The biggest problem with peer review, aside from the fact that it is unpaid labor without which scholarly publishing could not exist, is that reviewing is unrewarded professionally and will remain so as long as it is anonymous. The stakes must be raised for reviewers. Frontiers journals do identify reviewers and editors, but it didn’t matter in the paper discussed above. When reviewers are known they will get credit, if not payment for services, and the entire process will become transparent and productive. It would also weed out the lazy, ineffective, and malicious. This would be a good thing. When high-quality reviews are recognized as the scholarship they are instead of mere “service” to the profession they become “an integral part of scholarly production, if book reviews merit a distinct CV section, so do peer reviews.” Would we be better off with a slightly slower science? The question answers itself. It is better to be right than first.
Finally, what is a layperson to do when reading the peer-reviewed scientific and other scholarly literature? Several rules of thumb come to mind that can improve our “spidey sense” about published science”:
- Read the acknowledgements. If the paper is biomedical or energy science, then how it was funded is critical.
- Note the time from submission to publication. If this is less than 6-8 weeks, caveat lector, indeed. Good editing and good reviewing take time, as does the analysis of images for evidence of manipulation (See, for example, Lesné, Sylvain).

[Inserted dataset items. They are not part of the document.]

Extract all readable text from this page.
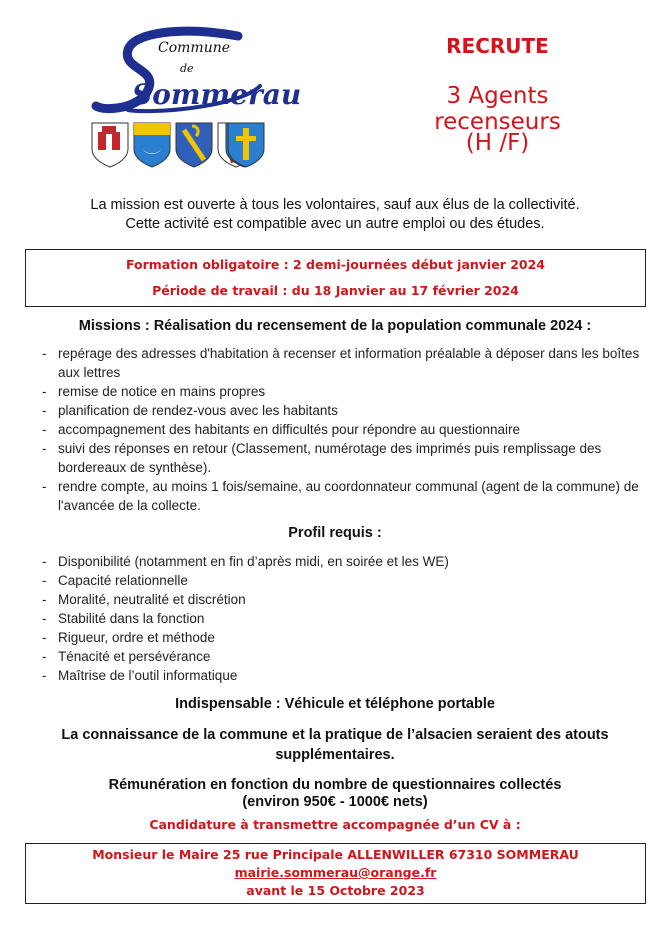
Commune
de
Sommerau
RECRUTE
3 Agents recenseurs
(H /F)
La mission est ouverte à tous les volontaires, sauf aux élus de la collectivité.
Cette activité est compatible avec un autre emploi ou des études.
Formation obligatoire : 2 demi-journées début janvier 2024
Période de travail : du 18 Janvier au 17 février 2024
Missions : Réalisation du recensement de la population communale 2024 :
- repérage des adresses d'habitation à recenser et information préalable à déposer dans les boîtes aux lettres
- remise de notice en mains propres
- planification de rendez-vous avec les habitants
- accompagnement des habitants en difficultés pour répondre au questionnaire
- suivi des réponses en retour (Classement, numérotage des imprimés puis remplissage des bordereaux de synthèse).
- rendre compte, au moins 1 fois/semaine, au coordonnateur communal (agent de la commune) de l'avancée de la collecte.
Profil requis :
- Disponibilité (notamment en fin d’après midi, en soirée et les WE)
- Capacité relationnelle
- Moralité, neutralité et discrétion
- Stabilité dans la fonction
- Rigueur, ordre et méthode
- Ténacité et persévérance
- Maîtrise de l’outil informatique
Indispensable : Véhicule et téléphone portable
La connaissance de la commune et la pratique de l’alsacien seraient des atouts supplémentaires.
Rémunération en fonction du nombre de questionnaires collectés
(environ 950€ - 1000€ nets)
Candidature à transmettre accompagnée d’un CV à :
Monsieur le Maire 25 rue Principale ALLENWILLER 67310 SOMMERAU
mairie.sommerau@orange.fr
avant le 15 Octobre 2023
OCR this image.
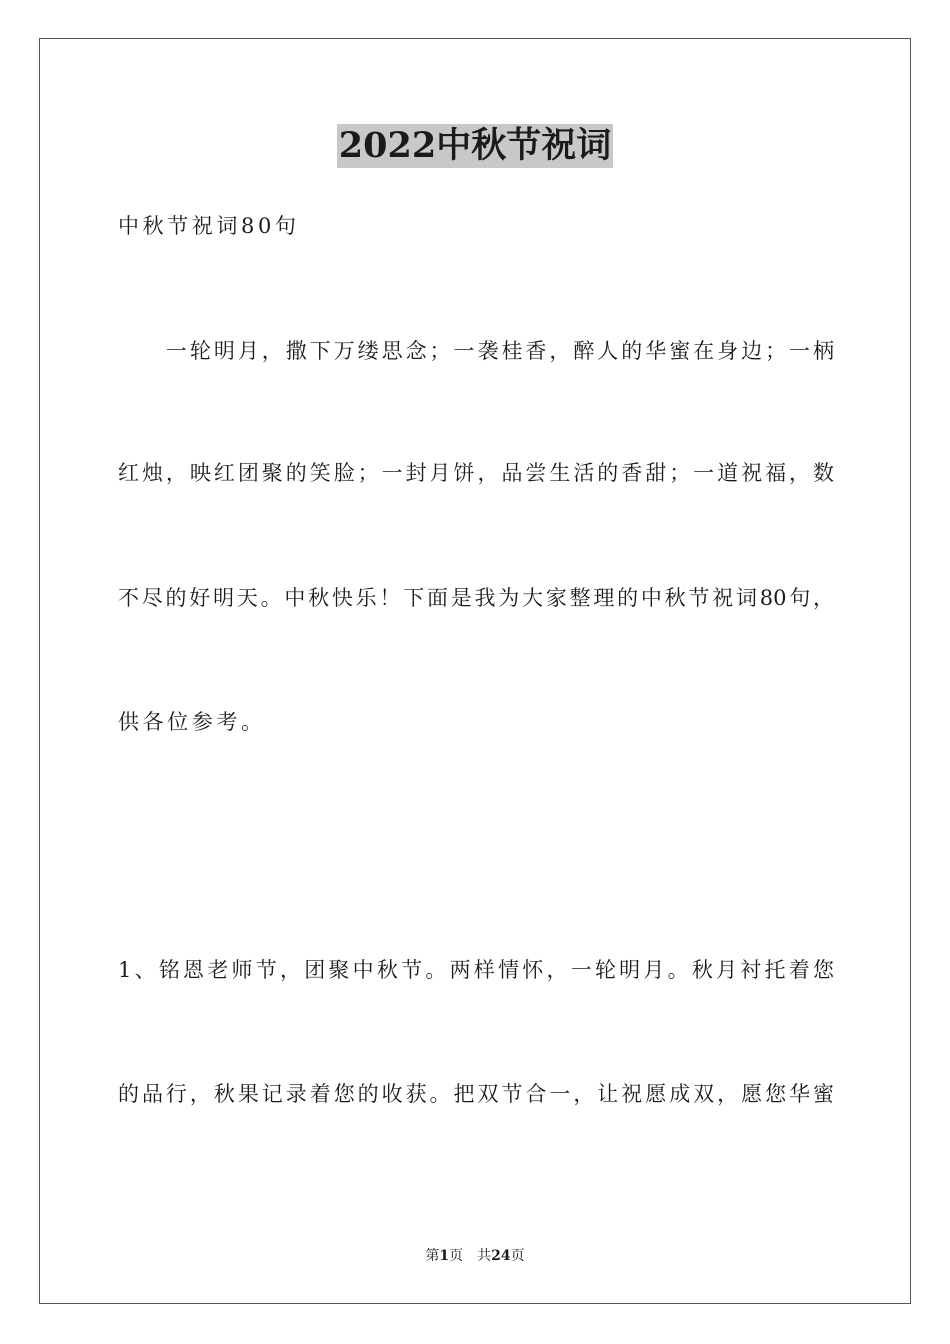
2022中秋节祝词
中秋节祝词80句
　　一轮明月，撒下万缕思念；一袭桂香，醉人的华蜜在身边；一柄
红烛，映红团聚的笑脸；一封月饼，品尝生活的香甜；一道祝福，数
不尽的好明天。中秋快乐！下面是我为大家整理的中秋节祝词80句，
供各位参考。
1、铭恩老师节，团聚中秋节。两样情怀，一轮明月。秋月衬托着您
的品行，秋果记录着您的收获。把双节合一，让祝愿成双，愿您华蜜
第1页 共24页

- Identify the publisher. We do this all the time in our daily life. In These Times and the Wall Street Journal are predictable and useful. It is just as important in reading the scientific literature to know the underlying business model of the publication. Established legacy scientific publishers are not perfect, but they have survived for a reason. Journals published by widely recognized professional organizations are generally reliable.
- Do not automatically reject recent open access publishers, but remember the business model, again. Many of them exist primarily to collect article processing fees from scientists whose promotion and tenure committees can do nothing but count. This matters.
In the long run, either science for science’s sake will return or we will continue wandering in this wilderness. We would make the most progress by de-Neoliberalizing science and its publication along with everything else that has Undone the Demos. Suggestions are welcome.
Notes
[1] I am acutely aware that peer review has not always been fair. I have seen too much. But the breaches have been exceptions that prove the rule. Those who are found out are eventually ignored. I have reviewed for a dozen legacy journals (full disclosure: I have reviewed one paper for a Frontiers journal, which will be my last) and served on and chaired a review panel for a well-known non-governmental funding agency for more than ten years. I know that group cared deeply about being fair and constructive. Despite my frequent failures, I believe that most panels are fair. The problem is that careers sometimes perish before things even out.